This is an automated email from the ASF dual-hosted git repository.
kabhwan pushed a commit to branch branch-3.4
in repository https://gitbox.apache.org/repos/asf/spark.git
The following commit(s) were added to refs/heads/branch-3.4 by this push:
new 7e5d59289870 [SPARK-47305][SQL] Fix PruneFilters to tag the
isStreaming flag of LocalRelation correctly when the plan has both batch and
streaming
7e5d59289870 is described below
commit 7e5d5928987069e255da94f8dd8b0cd7696a773b
Author: Jungtaek Lim <[email protected]>
AuthorDate: Thu Mar 7 15:11:15 2024 +0900
[SPARK-47305][SQL] Fix PruneFilters to tag the isStreaming flag of
LocalRelation correctly when the plan has both batch and streaming
### What changes were proposed in this pull request?
This PR proposes to fix PruneFilters to tag the isStreaming flag of
LocalRelation correctly when the plan has both batch and streaming.
### Why are the changes needed?
When filter is evaluated to be always false, PruneFilters replaces the
filter with empty LocalRelation, which effectively prunes filter. The logic
cares about migration of the isStreaming flag, but incorrectly migrated in some
case, via picking up the value of isStreaming flag from root node rather than
filter (or child).
isStreaming flag is true if the value of isStreaming flag from any of
children is true. Flipping the coin, some children might have isStreaming flag
as "false". If the filter being pruned is a descendant to such children (in
other word, ancestor of streaming node), LocalRelation is incorrectly tagged as
streaming where it should be batch.
### Does this PR introduce _any_ user-facing change?
No.
### How was this patch tested?
New UT verifying the fix. The new UT fails without this PR and passes with
this PR.
### Was this patch authored or co-authored using generative AI tooling?
No.
Closes #45406 from HeartSaVioR/SPARK-47305.

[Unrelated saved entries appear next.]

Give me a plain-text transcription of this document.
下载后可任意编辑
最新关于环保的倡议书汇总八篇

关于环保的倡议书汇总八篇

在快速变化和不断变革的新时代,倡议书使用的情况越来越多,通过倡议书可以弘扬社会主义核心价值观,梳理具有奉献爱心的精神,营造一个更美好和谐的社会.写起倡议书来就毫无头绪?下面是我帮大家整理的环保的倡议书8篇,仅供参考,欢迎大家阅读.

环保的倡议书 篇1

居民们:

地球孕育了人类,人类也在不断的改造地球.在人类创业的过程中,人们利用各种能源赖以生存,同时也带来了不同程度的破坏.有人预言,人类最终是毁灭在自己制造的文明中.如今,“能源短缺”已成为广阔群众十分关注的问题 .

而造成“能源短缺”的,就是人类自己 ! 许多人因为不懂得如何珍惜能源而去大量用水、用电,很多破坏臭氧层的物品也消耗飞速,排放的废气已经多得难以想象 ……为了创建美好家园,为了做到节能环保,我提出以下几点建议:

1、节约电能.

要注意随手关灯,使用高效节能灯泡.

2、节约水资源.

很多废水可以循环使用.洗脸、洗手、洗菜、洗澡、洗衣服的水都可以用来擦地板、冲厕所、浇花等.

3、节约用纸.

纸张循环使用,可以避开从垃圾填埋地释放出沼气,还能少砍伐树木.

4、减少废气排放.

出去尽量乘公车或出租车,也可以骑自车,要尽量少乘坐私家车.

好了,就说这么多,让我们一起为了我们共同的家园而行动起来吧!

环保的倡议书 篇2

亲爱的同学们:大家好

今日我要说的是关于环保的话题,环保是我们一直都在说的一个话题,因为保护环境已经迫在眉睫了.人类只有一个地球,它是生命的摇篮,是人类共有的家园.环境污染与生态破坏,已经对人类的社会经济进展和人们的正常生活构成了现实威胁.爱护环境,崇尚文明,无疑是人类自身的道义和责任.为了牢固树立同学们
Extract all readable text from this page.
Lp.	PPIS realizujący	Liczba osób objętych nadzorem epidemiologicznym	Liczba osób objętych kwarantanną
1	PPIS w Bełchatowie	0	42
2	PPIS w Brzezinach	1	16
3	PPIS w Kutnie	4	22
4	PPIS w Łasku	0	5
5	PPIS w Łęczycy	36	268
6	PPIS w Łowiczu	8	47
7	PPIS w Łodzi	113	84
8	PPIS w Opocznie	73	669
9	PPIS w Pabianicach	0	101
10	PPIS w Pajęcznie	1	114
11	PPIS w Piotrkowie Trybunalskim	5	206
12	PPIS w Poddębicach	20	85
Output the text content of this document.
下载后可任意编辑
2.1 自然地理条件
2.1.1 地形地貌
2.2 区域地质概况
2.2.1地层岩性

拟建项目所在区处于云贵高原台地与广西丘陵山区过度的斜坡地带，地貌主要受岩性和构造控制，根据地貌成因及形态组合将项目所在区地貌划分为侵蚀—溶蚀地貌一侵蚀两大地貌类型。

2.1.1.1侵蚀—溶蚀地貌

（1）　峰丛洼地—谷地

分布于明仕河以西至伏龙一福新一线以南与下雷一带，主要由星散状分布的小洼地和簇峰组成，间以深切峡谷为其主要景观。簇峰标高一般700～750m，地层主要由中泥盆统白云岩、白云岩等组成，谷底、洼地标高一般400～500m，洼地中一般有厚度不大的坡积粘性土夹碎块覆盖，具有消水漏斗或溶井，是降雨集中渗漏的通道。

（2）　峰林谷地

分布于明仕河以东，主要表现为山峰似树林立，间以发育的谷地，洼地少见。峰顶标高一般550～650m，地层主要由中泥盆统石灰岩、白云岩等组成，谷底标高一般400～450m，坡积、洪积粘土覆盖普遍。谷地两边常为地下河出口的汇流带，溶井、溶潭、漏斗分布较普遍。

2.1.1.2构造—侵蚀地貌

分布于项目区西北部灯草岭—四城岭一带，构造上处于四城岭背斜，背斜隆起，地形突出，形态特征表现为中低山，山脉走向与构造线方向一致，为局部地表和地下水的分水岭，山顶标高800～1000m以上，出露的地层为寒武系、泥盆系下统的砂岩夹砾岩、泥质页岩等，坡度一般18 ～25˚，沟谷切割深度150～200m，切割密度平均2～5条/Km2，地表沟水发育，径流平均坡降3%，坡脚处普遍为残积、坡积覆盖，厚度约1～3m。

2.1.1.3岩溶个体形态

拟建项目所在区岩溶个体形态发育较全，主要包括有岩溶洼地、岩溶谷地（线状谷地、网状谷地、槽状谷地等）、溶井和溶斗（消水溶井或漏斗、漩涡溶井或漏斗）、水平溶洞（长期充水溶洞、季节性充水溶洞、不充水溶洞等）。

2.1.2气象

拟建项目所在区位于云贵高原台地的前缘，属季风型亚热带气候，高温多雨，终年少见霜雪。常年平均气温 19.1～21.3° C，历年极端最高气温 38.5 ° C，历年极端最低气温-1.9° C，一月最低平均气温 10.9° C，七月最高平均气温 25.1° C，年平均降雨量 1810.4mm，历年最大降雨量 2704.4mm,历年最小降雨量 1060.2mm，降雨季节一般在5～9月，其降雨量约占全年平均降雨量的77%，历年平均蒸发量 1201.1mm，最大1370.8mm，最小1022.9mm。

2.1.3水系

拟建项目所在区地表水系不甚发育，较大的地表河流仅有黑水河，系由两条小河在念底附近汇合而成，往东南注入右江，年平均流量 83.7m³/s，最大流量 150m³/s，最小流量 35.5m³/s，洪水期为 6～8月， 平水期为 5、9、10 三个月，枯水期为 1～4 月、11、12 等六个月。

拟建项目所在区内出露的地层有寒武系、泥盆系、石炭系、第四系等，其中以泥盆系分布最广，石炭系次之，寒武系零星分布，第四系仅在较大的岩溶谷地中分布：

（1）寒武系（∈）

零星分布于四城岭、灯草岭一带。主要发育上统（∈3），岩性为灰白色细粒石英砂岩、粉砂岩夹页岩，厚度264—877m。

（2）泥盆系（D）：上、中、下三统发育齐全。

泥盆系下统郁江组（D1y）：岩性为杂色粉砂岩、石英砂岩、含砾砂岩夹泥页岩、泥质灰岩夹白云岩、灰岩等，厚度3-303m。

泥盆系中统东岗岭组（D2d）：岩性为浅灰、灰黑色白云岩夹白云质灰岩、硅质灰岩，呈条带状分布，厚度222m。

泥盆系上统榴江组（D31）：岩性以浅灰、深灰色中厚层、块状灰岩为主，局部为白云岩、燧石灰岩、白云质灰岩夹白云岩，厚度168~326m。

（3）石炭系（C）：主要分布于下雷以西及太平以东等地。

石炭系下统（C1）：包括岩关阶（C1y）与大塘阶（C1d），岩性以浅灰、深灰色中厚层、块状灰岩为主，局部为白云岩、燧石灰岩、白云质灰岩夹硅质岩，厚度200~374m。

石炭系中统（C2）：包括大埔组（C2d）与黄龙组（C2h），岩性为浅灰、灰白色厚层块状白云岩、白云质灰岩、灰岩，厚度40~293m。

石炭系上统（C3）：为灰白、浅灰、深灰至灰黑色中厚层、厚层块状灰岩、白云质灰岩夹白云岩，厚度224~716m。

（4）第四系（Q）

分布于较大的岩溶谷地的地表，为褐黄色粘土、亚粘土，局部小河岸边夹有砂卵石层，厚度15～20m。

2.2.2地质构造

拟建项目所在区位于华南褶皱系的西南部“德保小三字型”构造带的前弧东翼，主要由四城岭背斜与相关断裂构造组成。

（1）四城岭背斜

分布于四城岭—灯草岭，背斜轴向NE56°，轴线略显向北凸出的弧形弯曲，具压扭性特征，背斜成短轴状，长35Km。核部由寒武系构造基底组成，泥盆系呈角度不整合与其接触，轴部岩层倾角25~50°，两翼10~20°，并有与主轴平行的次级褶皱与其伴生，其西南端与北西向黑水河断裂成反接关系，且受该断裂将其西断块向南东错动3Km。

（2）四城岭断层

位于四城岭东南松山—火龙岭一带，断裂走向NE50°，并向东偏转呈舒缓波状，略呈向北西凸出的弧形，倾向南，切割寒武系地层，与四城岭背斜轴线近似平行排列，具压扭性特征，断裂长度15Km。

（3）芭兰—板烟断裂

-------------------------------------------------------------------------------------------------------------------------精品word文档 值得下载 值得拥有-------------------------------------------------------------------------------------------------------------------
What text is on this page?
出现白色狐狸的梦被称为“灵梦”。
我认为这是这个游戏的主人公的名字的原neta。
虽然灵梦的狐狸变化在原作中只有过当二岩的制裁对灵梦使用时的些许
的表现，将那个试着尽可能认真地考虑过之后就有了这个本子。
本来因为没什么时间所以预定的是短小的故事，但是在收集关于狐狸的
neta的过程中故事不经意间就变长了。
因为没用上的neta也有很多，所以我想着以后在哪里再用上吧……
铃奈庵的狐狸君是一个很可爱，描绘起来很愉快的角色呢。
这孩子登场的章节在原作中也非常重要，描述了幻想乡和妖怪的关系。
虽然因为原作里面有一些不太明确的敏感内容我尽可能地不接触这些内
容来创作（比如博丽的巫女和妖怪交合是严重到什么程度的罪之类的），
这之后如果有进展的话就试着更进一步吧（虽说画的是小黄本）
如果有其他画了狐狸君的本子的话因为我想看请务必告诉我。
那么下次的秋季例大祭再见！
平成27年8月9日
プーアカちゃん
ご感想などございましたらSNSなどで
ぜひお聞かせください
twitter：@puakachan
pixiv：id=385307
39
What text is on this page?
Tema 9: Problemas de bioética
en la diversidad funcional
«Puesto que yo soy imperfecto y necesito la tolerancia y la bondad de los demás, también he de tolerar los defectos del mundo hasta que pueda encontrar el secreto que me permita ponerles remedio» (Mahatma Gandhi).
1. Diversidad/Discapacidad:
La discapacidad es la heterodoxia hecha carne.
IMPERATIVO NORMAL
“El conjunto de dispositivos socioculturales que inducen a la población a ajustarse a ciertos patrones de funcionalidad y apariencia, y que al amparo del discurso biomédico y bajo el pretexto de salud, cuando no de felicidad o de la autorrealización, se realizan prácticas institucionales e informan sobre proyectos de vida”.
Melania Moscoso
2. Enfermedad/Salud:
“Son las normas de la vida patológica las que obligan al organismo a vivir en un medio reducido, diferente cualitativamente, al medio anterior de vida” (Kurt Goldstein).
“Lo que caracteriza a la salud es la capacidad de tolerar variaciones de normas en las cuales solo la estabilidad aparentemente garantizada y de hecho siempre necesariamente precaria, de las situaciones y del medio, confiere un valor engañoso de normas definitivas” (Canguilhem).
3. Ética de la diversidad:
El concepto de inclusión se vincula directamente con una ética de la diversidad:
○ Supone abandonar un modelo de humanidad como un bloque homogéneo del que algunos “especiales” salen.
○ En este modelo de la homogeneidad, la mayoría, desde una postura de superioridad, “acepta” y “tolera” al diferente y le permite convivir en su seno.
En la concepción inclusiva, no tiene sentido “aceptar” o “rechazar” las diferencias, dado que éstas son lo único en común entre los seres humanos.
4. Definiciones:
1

Authored-by: Jungtaek Lim <[email protected]>
Signed-off-by: Jungtaek Lim <[email protected]>
(cherry picked from commit 8d6bd9bbd29da6023e5740b622e12c7e1f8581ce)
Signed-off-by: Jungtaek Lim <[email protected]>
---
.../spark/sql/catalyst/optimizer/Optimizer.scala | 4 +-
.../optimizer/PropagateEmptyRelationSuite.scala | 43 +++++++++++++++++++++-
2 files changed, 43 insertions(+), 4 deletions(-)
diff --git
a/sql/catalyst/src/main/scala/org/apache/spark/sql/catalyst/optimizer/Optimizer.scala
b/sql/catalyst/src/main/scala/org/apache/spark/sql/catalyst/optimizer/Optimizer.scala
index 7aebf7c28f11..3d774af1ce33 100644
---
a/sql/catalyst/src/main/scala/org/apache/spark/sql/catalyst/optimizer/Optimizer.scala
+++
b/sql/catalyst/src/main/scala/org/apache/spark/sql/catalyst/optimizer/Optimizer.scala
@@ -1636,9 +1636,9 @@ object PruneFilters extends Rule[LogicalPlan] with
PredicateHelper {
// If the filter condition always evaluate to null or false,
// replace the input with an empty relation.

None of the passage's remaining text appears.